Amy’s food comes, but for once, Amy just isn’t herself and isn’t hungry. She asks Nick for to-go boxes. She would like the check, please.
“You got it,” Nick says. She tries to ignore the pity in his voice. “The band starts up at ten if you want to come back then.”
“Thanks,” Amy says, and for a second she feels like a strong, independent woman who might be back to enjoy the band if the spirit moves her. “Maybe I’ll do that.”
Out on the street, she has an idea. Then she tries to talk herself out of it.
She puts her to-go containers in the front seat of her car. Home, she thinks. Go home.

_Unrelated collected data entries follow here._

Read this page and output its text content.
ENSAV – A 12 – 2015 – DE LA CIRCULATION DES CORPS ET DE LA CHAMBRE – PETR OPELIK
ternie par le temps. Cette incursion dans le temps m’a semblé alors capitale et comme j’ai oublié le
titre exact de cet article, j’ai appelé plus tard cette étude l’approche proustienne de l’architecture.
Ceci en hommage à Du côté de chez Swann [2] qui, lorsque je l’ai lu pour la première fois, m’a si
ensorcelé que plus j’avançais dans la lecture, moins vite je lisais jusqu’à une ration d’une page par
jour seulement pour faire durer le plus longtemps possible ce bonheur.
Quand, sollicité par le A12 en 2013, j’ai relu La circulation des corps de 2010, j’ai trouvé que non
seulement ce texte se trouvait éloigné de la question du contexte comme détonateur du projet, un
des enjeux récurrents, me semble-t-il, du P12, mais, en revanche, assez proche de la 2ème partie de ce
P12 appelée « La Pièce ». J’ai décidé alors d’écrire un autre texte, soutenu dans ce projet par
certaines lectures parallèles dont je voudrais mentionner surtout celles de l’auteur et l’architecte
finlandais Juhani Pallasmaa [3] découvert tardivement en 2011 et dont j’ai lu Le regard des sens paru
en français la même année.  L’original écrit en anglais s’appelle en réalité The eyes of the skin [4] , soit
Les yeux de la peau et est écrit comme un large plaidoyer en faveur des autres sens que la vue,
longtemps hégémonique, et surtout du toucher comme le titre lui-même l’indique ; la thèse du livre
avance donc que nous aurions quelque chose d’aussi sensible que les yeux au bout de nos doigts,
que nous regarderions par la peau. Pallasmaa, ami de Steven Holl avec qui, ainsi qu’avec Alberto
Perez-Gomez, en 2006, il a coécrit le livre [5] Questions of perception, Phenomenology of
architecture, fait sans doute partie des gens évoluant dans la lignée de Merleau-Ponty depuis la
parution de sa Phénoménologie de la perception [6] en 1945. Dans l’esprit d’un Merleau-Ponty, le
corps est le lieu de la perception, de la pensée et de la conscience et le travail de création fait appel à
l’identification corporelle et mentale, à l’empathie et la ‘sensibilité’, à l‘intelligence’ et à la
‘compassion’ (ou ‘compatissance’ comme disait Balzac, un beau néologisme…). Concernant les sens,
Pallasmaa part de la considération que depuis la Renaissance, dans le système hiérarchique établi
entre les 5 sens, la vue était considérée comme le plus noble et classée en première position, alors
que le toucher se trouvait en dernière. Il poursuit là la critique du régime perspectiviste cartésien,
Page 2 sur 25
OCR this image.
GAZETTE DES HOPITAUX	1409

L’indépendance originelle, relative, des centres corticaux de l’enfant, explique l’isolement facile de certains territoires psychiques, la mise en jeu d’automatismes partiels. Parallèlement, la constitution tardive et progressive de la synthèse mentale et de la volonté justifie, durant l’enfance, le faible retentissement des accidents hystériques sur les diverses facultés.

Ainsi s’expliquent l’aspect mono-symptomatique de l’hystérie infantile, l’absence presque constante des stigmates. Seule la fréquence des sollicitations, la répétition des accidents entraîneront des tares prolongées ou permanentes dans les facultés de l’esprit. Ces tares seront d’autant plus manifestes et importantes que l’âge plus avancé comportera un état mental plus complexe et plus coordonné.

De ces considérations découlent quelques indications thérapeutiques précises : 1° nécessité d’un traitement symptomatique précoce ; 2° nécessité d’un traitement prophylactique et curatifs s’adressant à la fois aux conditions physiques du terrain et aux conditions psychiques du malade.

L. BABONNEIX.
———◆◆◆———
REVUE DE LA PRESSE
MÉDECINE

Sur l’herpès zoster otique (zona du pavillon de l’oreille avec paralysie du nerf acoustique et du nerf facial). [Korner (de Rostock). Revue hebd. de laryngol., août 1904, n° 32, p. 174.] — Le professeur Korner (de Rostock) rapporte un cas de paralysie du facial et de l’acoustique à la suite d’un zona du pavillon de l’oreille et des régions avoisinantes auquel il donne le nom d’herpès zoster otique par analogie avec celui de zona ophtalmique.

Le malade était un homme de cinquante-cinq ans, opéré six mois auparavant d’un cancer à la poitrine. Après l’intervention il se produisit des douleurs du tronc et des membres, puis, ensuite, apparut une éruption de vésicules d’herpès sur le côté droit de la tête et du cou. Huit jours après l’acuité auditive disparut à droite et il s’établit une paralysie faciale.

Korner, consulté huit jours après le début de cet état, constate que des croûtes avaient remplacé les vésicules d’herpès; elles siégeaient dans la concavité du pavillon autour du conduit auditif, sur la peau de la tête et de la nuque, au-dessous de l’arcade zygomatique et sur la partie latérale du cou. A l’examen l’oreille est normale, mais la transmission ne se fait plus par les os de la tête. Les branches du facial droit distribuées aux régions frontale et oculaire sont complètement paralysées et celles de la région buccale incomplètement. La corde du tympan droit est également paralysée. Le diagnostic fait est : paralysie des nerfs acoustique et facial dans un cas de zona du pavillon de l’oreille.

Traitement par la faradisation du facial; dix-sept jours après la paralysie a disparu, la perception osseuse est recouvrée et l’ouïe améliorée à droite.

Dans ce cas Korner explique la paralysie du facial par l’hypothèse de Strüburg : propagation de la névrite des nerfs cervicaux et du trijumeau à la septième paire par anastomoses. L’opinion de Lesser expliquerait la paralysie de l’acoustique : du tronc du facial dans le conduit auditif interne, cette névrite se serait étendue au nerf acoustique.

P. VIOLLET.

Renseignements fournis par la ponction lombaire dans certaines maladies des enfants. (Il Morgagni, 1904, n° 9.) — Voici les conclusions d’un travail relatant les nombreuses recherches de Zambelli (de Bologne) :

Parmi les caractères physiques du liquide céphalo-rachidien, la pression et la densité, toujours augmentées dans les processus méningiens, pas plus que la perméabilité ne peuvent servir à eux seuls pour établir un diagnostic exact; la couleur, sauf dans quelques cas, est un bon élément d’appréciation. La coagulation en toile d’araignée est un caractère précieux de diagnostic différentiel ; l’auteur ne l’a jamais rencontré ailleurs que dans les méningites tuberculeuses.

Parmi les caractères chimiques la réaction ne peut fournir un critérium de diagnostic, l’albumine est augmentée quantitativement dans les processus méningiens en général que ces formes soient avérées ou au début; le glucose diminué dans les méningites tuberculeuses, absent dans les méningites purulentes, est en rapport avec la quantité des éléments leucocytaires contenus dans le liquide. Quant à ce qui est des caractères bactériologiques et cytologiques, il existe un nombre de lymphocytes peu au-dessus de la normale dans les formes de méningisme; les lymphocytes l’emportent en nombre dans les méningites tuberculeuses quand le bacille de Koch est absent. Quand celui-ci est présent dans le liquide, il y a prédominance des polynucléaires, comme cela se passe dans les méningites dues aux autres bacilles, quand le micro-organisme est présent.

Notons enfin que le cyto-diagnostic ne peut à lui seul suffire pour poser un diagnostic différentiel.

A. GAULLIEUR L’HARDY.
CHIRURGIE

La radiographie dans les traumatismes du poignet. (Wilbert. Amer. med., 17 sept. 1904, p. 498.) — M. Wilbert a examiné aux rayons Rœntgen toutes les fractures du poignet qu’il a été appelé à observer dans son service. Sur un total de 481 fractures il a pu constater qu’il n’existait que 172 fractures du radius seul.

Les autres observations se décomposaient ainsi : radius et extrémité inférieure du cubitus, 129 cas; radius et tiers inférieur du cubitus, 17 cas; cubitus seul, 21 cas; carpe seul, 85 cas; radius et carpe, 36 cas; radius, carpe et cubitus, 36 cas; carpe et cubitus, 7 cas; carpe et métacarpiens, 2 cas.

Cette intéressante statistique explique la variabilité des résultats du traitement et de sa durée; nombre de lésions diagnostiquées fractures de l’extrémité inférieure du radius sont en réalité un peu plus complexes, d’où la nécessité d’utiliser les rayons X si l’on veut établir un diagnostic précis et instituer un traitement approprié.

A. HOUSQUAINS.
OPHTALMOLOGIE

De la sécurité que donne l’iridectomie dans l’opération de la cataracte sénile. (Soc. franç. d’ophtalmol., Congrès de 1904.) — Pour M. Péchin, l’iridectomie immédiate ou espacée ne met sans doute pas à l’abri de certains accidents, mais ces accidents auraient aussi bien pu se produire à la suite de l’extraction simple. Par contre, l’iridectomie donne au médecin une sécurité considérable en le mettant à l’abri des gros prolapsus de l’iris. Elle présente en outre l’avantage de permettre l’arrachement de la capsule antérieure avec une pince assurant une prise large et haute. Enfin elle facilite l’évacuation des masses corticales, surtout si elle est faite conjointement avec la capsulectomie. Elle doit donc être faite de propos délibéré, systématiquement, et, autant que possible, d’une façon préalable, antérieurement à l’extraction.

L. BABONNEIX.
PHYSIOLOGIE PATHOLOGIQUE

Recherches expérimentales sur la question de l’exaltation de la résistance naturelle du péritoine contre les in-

But she’s drunk, she shouldn’t drive; she should walk it off, and if her walk happens to take her down Union Street, is that a crime? She strolls along until she reaches Entre Nous. The two onion lamps, one on either side of the front door, are lit and the front windows are bright, but the rooms appear unoccupied. Amy has never been inside the house so she isn’t sure of the layout, though the kids used to swim in the pool all the time back before Vivi put in her own pool at Money Pit.
Amy sees a discreet flagstone path that leads between the hedges just beyond the driveway. She checks the street—deserted. She sneaks around the side of the house to the backyard. She fears motion-detector lights will announce her trespassing, but the back is quiet. Accent lights illuminate the teal-blue rectangle of the pool.